If you are grabbing a drink after class, two familiar faces you might see at Ba-Le are James Whitten and Tristan Hussey-Burdick, otherwise known as the bartenders.
When people think of a worthy bar to frequent, an important characteristic is good service.
“With good service, comes a good atmosphere and a good atmosphere also has good company,” UH Mānoa music lecturer William Watson, a Ba-Le regular, said.
Being an on-campus watering hole can be complicated and requires level headed bartenders that know how to keep a calm and collected space. Like all bars, “regulars” are also part of the aesthetic.
“Between the hours of operation and the sense of campus community it naturally lends itself to an easy going, positive environment,” Whitten said.
While some students could find campus to be a rigorous place of learning and studying, others would tell you that sitting at the Ba-Le bar counter and enjoying a cold brew takes the tension off.
“It's cool how students and teachers alike have a place to unwind,” Hussey-Burdick said.
Ba-Le is a “cafeteria-style” food option, which allows you to buy a sandwich and walk over to the other side to grab a drink and chat with colleagues. The outside courtyard hosts events such as poetry slams, live music and science talks which creates a diverse scene of people.

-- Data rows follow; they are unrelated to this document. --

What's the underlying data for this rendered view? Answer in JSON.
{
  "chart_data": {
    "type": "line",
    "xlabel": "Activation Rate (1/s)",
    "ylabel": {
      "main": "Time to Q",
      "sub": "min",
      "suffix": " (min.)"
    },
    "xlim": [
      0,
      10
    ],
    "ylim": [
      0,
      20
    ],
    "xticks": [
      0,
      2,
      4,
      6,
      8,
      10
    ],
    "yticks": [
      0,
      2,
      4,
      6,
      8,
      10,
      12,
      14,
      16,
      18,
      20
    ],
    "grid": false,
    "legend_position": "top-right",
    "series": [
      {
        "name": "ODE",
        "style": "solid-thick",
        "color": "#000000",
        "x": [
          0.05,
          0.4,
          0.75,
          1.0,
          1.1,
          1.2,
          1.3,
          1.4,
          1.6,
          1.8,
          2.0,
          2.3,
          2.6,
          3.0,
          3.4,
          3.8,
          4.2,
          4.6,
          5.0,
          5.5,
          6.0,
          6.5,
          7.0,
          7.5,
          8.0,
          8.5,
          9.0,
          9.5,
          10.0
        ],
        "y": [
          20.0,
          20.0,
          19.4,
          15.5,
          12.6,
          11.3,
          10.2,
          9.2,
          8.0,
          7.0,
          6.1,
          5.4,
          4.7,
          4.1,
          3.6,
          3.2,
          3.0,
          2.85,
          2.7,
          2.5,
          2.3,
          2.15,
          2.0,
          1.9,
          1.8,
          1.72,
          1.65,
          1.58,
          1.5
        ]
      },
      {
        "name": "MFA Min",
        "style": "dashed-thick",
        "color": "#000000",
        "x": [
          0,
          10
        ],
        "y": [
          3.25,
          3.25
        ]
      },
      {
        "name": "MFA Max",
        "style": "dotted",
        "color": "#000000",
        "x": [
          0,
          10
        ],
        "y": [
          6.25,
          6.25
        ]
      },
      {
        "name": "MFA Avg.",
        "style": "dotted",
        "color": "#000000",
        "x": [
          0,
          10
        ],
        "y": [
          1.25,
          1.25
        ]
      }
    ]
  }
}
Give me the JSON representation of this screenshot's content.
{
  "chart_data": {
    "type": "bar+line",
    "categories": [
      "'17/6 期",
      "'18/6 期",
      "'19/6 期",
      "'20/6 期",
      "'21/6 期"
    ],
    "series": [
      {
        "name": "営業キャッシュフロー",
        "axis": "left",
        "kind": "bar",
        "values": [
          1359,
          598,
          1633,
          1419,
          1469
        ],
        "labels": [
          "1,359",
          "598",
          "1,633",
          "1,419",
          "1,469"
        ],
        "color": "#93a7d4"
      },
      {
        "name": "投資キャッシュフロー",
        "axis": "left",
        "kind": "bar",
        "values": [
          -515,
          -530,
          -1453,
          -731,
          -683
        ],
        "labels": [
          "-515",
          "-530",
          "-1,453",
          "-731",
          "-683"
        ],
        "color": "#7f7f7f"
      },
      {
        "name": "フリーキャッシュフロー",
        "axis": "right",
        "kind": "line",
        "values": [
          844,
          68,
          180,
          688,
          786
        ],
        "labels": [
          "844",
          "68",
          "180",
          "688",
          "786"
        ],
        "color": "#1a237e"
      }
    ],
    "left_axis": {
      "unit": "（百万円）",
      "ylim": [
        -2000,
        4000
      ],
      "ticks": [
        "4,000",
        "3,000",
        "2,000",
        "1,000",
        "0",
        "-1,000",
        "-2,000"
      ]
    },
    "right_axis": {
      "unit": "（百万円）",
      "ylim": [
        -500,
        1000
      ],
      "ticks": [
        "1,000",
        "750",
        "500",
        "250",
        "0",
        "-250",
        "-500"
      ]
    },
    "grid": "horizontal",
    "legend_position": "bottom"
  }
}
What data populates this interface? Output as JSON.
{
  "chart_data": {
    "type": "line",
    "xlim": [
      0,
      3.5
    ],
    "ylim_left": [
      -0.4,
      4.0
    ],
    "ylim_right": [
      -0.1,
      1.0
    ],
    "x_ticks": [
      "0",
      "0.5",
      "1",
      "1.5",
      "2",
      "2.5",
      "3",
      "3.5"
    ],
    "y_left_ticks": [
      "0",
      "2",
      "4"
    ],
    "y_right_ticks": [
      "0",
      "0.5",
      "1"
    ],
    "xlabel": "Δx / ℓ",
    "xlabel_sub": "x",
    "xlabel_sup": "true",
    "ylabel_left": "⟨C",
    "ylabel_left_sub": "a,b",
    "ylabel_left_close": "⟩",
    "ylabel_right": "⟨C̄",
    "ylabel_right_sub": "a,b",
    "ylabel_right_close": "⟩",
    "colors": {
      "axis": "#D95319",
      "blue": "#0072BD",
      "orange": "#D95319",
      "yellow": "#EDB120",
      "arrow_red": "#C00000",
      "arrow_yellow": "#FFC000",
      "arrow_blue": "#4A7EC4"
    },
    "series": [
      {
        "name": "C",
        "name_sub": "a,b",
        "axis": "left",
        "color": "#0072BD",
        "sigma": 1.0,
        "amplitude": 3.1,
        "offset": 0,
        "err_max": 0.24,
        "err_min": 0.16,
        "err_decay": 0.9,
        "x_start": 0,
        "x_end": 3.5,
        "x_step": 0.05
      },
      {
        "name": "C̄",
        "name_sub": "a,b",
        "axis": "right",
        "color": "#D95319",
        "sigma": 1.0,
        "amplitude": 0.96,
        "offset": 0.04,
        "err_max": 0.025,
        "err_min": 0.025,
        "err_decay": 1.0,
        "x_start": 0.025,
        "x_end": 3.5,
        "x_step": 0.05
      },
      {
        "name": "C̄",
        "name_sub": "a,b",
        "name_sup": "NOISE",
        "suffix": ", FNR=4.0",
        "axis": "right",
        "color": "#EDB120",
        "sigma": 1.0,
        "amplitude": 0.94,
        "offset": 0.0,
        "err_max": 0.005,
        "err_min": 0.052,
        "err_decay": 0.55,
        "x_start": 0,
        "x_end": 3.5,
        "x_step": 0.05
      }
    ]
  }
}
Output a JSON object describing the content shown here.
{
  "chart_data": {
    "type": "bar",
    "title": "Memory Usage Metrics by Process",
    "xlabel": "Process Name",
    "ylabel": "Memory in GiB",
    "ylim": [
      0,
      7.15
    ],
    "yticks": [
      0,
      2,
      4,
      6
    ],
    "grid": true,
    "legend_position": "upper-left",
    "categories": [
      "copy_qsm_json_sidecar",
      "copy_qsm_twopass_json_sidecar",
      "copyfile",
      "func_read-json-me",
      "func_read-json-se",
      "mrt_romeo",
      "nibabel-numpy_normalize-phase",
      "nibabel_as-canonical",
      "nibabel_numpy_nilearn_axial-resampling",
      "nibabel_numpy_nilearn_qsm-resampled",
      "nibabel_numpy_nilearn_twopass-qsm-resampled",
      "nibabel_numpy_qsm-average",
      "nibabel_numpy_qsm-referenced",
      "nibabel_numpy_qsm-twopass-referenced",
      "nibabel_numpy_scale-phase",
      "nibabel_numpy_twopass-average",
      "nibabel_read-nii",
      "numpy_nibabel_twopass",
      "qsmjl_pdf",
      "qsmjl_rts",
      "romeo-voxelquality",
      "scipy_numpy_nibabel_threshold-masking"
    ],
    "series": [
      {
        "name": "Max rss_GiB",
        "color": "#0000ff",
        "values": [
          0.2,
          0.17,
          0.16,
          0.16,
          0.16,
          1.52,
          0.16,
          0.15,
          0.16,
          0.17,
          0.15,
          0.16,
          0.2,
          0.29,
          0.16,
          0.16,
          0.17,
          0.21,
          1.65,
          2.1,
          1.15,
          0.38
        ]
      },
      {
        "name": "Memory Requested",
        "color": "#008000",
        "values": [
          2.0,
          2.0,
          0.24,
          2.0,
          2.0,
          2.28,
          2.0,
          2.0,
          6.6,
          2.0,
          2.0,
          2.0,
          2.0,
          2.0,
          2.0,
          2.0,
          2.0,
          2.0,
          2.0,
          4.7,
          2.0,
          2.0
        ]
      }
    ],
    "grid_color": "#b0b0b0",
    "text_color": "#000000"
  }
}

“I could be sitting next to a new student or sitting next to a tenure professor sharing a drink with them,” KTUH radio host and regular at Ba-Le Taylor Fujimoto said. “Conversations can be really compelling and stimulating.”
After ten years of working at Ba-Le, Whitten says Ba-Le has more regulars than most bars, given the location, and that a number of them have become his friends.
Once the last call drops, the bar of choice for Whitten after work is Anna O'Brien's, a local pub located in Mōʻiliʻili. Anna’s is also where Hussey-Burdick bartends when not working at at Ba-Le.
“Anna’s and Ba-Le can overlap,” Hussey-Burdick said. “People that frequent at Ba-Le can also be found at Anna’s and the environments are a lot different which is nice to change up.”
Ba-Le’s Mānoa Gardens is a day bar on a school campus while Anna’s is a local night bar off campus.
When Whitten and Hussey-Burdick were asked of their drinks of choice, both said whiskey.
“Tristan is the pickle back to my Jameson,” Whitten said comically. “We have our fun, but one of the things I most appreciate about Tristan is his willingness to pitch in and help out.”
“Things run a lot smoother when we're both on shift,” Hussey-Burdick added.
In any setting, coworkers who work well together can create a flow that is noticeable to people who enter the establishment. The Ba-Le bartenders are known to work well together and keep the bar atmosphere comfortable for scholars and the university staff.
“The bartenders certainly make this place home,” Watson said, “They’re very witty, they make good conversation, they have great memory, they know who you are and what you want to drink. They’re always very personable.”
Small but important things like keeping the room well lit and the music volume at a low level help to maintain the comfortable work-style atmosphere. Along with serving drinks, Whitten and Hussey-Burdick keep the Ba-Le ambience going for all to enjoy, including alumni visiting their alma mater.
“I still enjoy stopping by Ba-Le to catch a game and have a drink with old professors,” graduate Mark Lavender said. “It looks like the exact same, but that’s what I enjoy about it.”